How should we interpret these results?  Let’s look at the output from around 38000 base pairs into the chromosome:

jP=0.50 -> 222222222222222222222222222222222222222222222222222222
jP=0.51 -> 222222222222222222222222222222222222222222222222222222
jP=0.52 -> 222222222222222222222222222222222222222222222222222222
jP=0.53 -> 222222222222222222222222222222222222222222222222222222
jP=0.54 -> 222222222222222222222222222222222222222222222222222222
jP=0.55 -> 222222222222222222222222222222222222222222222222222222
jP=0.56 -> 222222222222222222222222222211112222222222222222222222
jP=0.57 -> 222222222222222222222222222211112222222222222111222222
jP=0.58 -> 222221111111112222222222222211111122222222222111222222
jP=0.59 -> 222221111111112222211111111111111122211111111111222222
jP=0.60 -> 222221111111112222211111111111111111111111111111112222

Everywhere where there is a 2, Viterbi selected hmmDNA; where there is a 1, Viterbi selected the hmmTF.  Whether you select this area as a likely candidate for a transcription factor binding site depends on how you set your join parameter.

Now that you’re familiar with how the Data.HMM module works, let’s look at its performance characteristics.

Performance

Overall, the Data.HMM package performs well on medium size datasets of up to about 10,000 items.  Unfortunately, on larger datasets, performance begins to suffer.  Algorithms that should be running in linear time start taking super-linear time, presumably because Haskell’s garbage collector is interfering.  More work is needed to determine the exact cause and fix it.  Still, performance remains tractable on these large datasets up to 100,000 items, which is the largest I tried.

I ran these tests using haskell’s Data.Criterion package.  Criterion conveniently allows you to define multiple tests and does all the statistical analysis of them.  For these tests, I did 3 trials each, and ran them on my Core 2 duo laptop.  The code for the tests can be found in the HMMPerf.hs file.  In all graphs, the blue line is actual performance data and the red line is a best fit curve.

Baum-Welch’s performance

First, as expected we find that Baum-Welch runs in linear time based on the number of iterations.  In an imperative language, there would be no point in even testing this.  But in Haskell, laziness can rear its head in unexpected ways, so it is important to ensure this is linear.

For small arrays, Baum-Welch runs in linear time.

But for larger arrays, it runs in super-linear time.  It is interesting that the exponent on our polynomial function is not quite at 2.  This provides evidence that the performance hit has to do with the Haskell compiler and not an incorrect implementation.

Viterbi’s performance

As expected, the Viterbi runs in quadratic time on the number of states in the HMM.

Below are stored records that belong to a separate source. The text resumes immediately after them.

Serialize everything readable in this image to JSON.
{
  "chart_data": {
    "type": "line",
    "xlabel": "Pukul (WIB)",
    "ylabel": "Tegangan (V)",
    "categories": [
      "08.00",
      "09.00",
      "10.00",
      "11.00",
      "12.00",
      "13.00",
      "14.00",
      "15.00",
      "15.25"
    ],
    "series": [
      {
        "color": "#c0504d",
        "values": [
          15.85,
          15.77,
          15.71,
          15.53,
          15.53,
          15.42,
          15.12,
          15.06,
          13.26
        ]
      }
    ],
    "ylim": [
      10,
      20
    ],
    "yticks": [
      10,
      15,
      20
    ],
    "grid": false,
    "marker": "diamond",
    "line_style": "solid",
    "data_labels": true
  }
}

The curves for the Viterbi algorithm clearly demonstrate that something weird is going on.  At small array sizes, Viterbi is only mildly super-linear.  It’s best fit polynomial curve has an exponent of only 1.3.  But at medium array lengths, this exponent increases to 1.8, and at large array lengths, the exponent increases to 1.97.

 Conclusion

Data.HMM is a great tool if you just need a small HMM in your Haskell application for some reason.  If you’re going to be making heavy use of HMMs and don’t specifically need to interact with Haskell, it’s probably better to use a package written in C++ that’s been optimized for speed.